Calvary Temple: More

The Wartburg Watch continues their series of reports from Sterling, Virginia’s Calvary Temple with yet another account from a former member.

My husband and I have 5 boys. All of them left the church except for Joey who was 21 years old when we departed. Three short months later, the church leaders convinced Joey to get married. None of us, parents or brothers, were allowed to attend the wedding. We were told that they had a police presence at the church, just in case we did show up.

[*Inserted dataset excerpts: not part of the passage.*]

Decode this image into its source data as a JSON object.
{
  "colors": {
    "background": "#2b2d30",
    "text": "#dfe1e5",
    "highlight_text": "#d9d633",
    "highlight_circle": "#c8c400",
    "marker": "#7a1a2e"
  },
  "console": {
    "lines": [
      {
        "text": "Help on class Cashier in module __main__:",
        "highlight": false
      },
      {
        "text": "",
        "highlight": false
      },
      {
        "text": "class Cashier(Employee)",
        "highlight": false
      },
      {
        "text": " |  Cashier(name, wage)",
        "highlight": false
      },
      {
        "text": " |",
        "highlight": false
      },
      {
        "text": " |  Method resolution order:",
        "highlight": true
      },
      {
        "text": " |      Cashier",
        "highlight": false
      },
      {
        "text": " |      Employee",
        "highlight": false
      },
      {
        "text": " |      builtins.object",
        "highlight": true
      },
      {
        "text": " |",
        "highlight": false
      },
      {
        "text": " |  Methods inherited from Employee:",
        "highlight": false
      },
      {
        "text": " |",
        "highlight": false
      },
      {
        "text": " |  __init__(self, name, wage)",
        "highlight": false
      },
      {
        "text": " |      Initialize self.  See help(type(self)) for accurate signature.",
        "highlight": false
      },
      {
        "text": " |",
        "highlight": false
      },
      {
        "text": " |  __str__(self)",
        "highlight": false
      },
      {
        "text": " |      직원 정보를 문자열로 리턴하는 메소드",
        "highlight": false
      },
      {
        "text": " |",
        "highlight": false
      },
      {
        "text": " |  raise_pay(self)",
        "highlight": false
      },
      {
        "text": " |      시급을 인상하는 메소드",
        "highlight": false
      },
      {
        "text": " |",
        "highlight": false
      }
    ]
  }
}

Joey now has two children-our grandchildren. The oldest is 3 years old and we have only been permitted to see her on two occasions. The youngest is 3 months old and we have not been allowed to meet him yet.

[ … ]

A couple of events had troubled me:

  1. I was told that I could not go to breakfast or hang out with my friend who had left the church. I told him that at my age, I would not have someone tell me who I could or could not hang around with.

[ … ]

As soon as we left, the youth pastor Jeff Heglund called all the high school kids together [ed. note: Calvary Temple has a school] and told them not to talk to any of the Simoneau’s because “they were not Christians and serving God.” Our children were crushed. These were all of their friends that they had since birth. They had no other friends because the church discouraged friendships from outside of the church and school.

And on, and on, and drearily on.

Two things must be kept firmly in mind when reading these stories:

  • All churches are incipient cults, and Calvary Temple differs only in degree from the respectable, little white church down the street from your house.

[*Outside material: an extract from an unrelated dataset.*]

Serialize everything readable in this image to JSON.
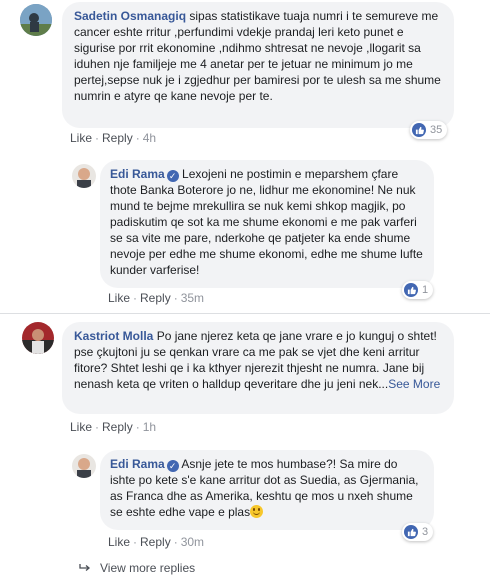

  • Healthy families, with their concomitant loyalties, threaten the pastor’s total ownership and control of his church’s membership; necessarily, excepting its marketing schtick, no church is or can be truly family-friendly.

Notice the second passage I highlighted; that’s the proper, healthy response to Calvary’s intrusiveness. Recall, now, this famous passage from Friedrich Nietzsche’s The Antichrist: “Christianity finds sickness necessary, just as the Greek spirit had need of a superabundance of health — the actual ulterior purpose of the whole system of salvation of the church is to make people ill.”

Calvary Temple is a good example of what ol’ Friedrich was talking about.